Does language affect transcription speed?

No. All 99 languages run through the same inference path at approximately 6× faster than realtime — a 60-minute file completes in 9–11 minutes regardless of whether it's in English or Vietnamese. Speed is a function of audio duration and our parallel chunking, not language complexity.

Is accuracy really worse for low-resource languages?

Yes, and we'd rather be honest about it. Languages with smaller training corpora (Swahili, Welsh, Tamil, Galician, and similar) typically land at 15–40% word error rate on real-world audio versus 3–8% for high-resource languages. Expect a heavier review pass. The free tier is the cheapest way to test whether the quality is good enough for your specific language and audio before committing.

Do I pay extra for automatic language detection?

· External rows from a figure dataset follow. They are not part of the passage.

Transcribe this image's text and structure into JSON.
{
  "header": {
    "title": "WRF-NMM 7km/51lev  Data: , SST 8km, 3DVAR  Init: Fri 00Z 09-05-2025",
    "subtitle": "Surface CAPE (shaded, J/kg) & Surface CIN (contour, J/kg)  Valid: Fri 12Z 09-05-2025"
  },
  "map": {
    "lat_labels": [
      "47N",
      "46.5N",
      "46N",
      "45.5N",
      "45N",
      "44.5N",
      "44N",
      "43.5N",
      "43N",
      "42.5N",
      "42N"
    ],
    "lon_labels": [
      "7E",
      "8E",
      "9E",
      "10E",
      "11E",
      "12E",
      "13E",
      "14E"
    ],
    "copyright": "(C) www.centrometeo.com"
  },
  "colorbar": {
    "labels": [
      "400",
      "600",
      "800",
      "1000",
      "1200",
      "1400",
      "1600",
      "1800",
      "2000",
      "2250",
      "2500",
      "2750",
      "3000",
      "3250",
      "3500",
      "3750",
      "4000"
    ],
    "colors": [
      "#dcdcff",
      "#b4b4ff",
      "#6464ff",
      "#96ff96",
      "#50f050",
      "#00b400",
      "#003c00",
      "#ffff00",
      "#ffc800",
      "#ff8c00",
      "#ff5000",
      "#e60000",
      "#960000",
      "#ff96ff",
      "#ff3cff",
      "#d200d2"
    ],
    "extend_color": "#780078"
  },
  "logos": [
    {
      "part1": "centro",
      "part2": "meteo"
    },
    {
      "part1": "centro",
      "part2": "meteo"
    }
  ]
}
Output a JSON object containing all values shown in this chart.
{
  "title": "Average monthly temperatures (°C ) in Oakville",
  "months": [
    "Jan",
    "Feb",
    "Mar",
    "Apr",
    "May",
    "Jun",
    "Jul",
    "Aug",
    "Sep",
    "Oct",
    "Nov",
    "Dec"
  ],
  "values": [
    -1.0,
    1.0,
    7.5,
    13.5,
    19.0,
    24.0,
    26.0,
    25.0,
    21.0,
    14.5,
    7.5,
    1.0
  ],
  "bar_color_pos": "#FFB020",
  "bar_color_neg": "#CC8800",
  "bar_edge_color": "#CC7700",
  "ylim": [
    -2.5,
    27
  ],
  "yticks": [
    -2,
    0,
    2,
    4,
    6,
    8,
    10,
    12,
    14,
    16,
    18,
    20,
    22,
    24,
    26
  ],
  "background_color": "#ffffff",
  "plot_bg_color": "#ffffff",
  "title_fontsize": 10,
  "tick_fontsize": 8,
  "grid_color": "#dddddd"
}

No. Detection is part of the same inference that produces the transcript — it's not a separate billable step. The first 30 seconds of audio are used to identify the language, and that decision propagates through the rest of the file. Manual language override is also free.

What if my language isn't on the list?

Then we can't transcribe it well, and we'd rather you find that out before paying. Upload a 5-minute sample on the free tier — if the output is unusable, the language likely falls outside the 99 we support. We won't quietly produce nonsense and charge you for it; the file will either transcribe in the closest-matching supported language or return a low-confidence result you can see immediately.